Help find a doctor or a mental health professional, participate in making the first phone call, or go along to the first appointment. If you’re in a position to help, don’t assume that your persistence is unwanted or intrusive. Risking your feelings to help save a life is a risk worth taking. 


Common Misconceptions of Suicide


The following are common misconceptions about suicide: 

“People who talk about suicide won’t really do it.” 

Not True. Almost everyone who commits or attempts suicide has given some clue or warning. 

“Anyone who tries to kill him/herself must be crazy.” 

Not True. The person is upset, grief-stricken, depressed or despairing. 

“If a person is determined to kill him/herself, nothing is going to stop him/her.” 

Not True. Even the most severely depressed person has mixed feelings about death and mostly hesitate until the very last moment between wanting to live and wanting to die. 

“People who commit suicide are people who were unwilling to seek help.” 

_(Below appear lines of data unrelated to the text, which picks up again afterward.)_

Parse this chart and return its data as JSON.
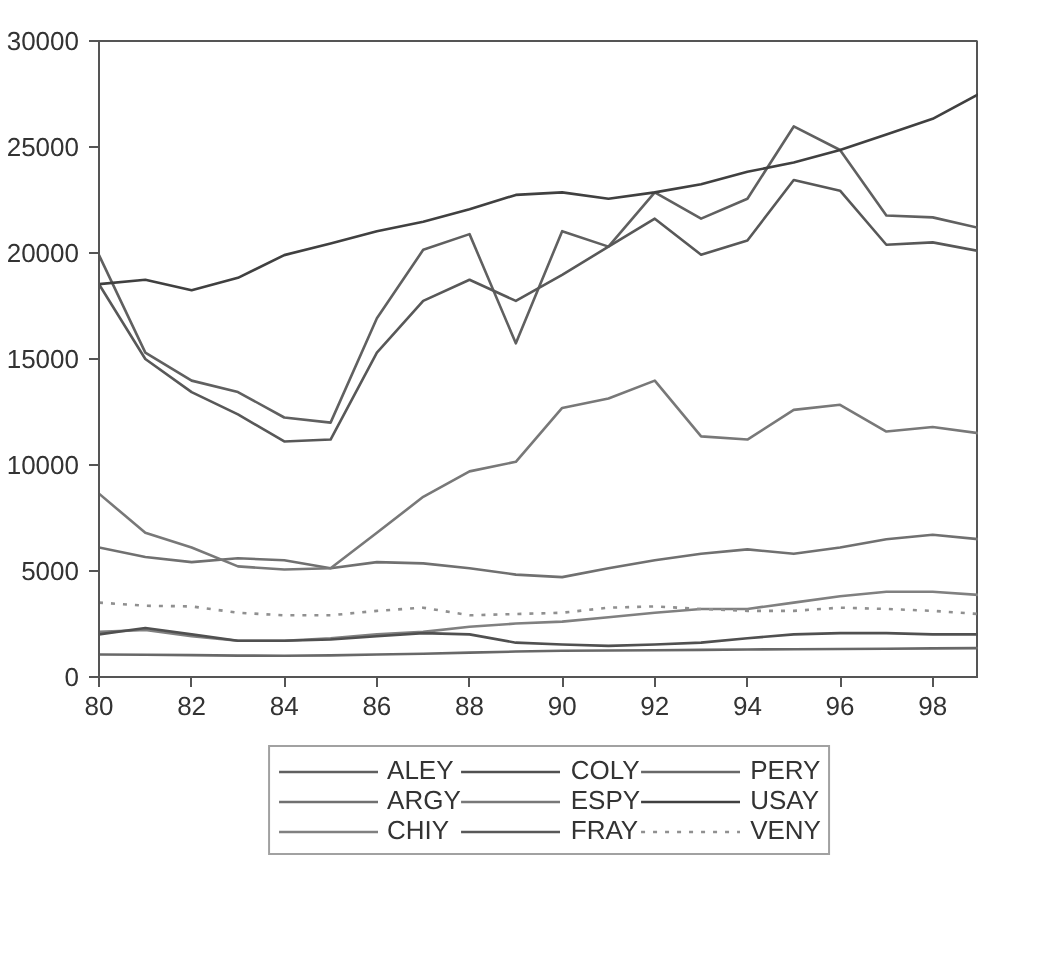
{
  "chart_data": {
    "type": "line",
    "x": [
      80,
      81,
      82,
      83,
      84,
      85,
      86,
      87,
      88,
      89,
      90,
      91,
      92,
      93,
      94,
      95,
      96,
      97,
      98,
      99
    ],
    "xlim": [
      80,
      99
    ],
    "xticks": [
      80,
      82,
      84,
      86,
      88,
      90,
      92,
      94,
      96,
      98
    ],
    "ylim": [
      0,
      30000
    ],
    "yticks": [
      0,
      5000,
      10000,
      15000,
      20000,
      25000,
      30000
    ],
    "grid": false,
    "legend": "bottom",
    "line_style": "solid",
    "series": [
      {
        "name": "ALEY",
        "color": "#606060",
        "values": [
          19900,
          15300,
          13980,
          13440,
          12240,
          12000,
          16920,
          20150,
          20890,
          15740,
          21030,
          20300,
          22860,
          21620,
          22560,
          25970,
          24860,
          21770,
          21680,
          21180
        ]
      },
      {
        "name": "ARGY",
        "color": "#707070",
        "values": [
          6110,
          5660,
          5420,
          5600,
          5510,
          5130,
          5420,
          5360,
          5130,
          4830,
          4710,
          5130,
          5510,
          5810,
          6020,
          5810,
          6110,
          6500,
          6710,
          6500
        ]
      },
      {
        "name": "CHIY",
        "color": "#808080",
        "values": [
          2130,
          2220,
          1920,
          1710,
          1710,
          1830,
          2010,
          2130,
          2370,
          2520,
          2610,
          2820,
          3030,
          3210,
          3210,
          3510,
          3810,
          4020,
          4020,
          3870
        ]
      },
      {
        "name": "COLY",
        "color": "#505050",
        "values": [
          2010,
          2310,
          2010,
          1710,
          1710,
          1770,
          1920,
          2070,
          2010,
          1620,
          1530,
          1470,
          1530,
          1620,
          1830,
          2010,
          2070,
          2070,
          2010,
          2010
        ]
      },
      {
        "name": "ESPY",
        "color": "#787878",
        "values": [
          8650,
          6800,
          6110,
          5220,
          5070,
          5130,
          6800,
          8500,
          9700,
          10150,
          12690,
          13140,
          13980,
          11350,
          11200,
          12600,
          12840,
          11580,
          11790,
          11500
        ]
      },
      {
        "name": "FRAY",
        "color": "#585858",
        "values": [
          18530,
          15000,
          13440,
          12390,
          11110,
          11200,
          15300,
          17740,
          18740,
          17740,
          18970,
          20300,
          21620,
          19920,
          20590,
          23440,
          22940,
          20390,
          20500,
          20090
        ]
      },
      {
        "name": "PERY",
        "color": "#686868",
        "values": [
          1060,
          1050,
          1030,
          1010,
          1000,
          1020,
          1060,
          1100,
          1150,
          1200,
          1240,
          1250,
          1260,
          1280,
          1300,
          1310,
          1320,
          1330,
          1350,
          1360
        ]
      },
      {
        "name": "USAY",
        "color": "#404040",
        "values": [
          18530,
          18740,
          18240,
          18830,
          19900,
          20450,
          21030,
          21470,
          22060,
          22740,
          22860,
          22560,
          22860,
          23240,
          23830,
          24270,
          24860,
          25590,
          26330,
          27500
        ]
      },
      {
        "name": "VENY",
        "color": "#909090",
        "line_style": "dotted",
        "values": [
          3510,
          3360,
          3330,
          3030,
          2910,
          2910,
          3120,
          3270,
          2910,
          2970,
          3030,
          3270,
          3330,
          3210,
          3120,
          3120,
          3270,
          3210,
          3120,
          2970
        ]
      }
    ]
  }
}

Not True. Studies of suicide victims have shown that more than half had sought medical help within six months before their deaths. 

“Talking about suicide may give someone the idea.” 

Not True. You don’t give a suicidal person morbid ideas by talking about suicide. The opposite is true – bringing up the subject of suicide and openly discussing it is one of the most helpful things you can do. 


A suicidal person should see a doctor or mental health professional immediately. 


Always take your own suicidal thoughts or plans seriously:


• Check yourself into the emergency room. 

• Tell someone who can assist you in finding help immediately. 

• Stay away from things that might hurt you. 

• Most people can be treated with a combination of anti-depressant medication and psychotherapy.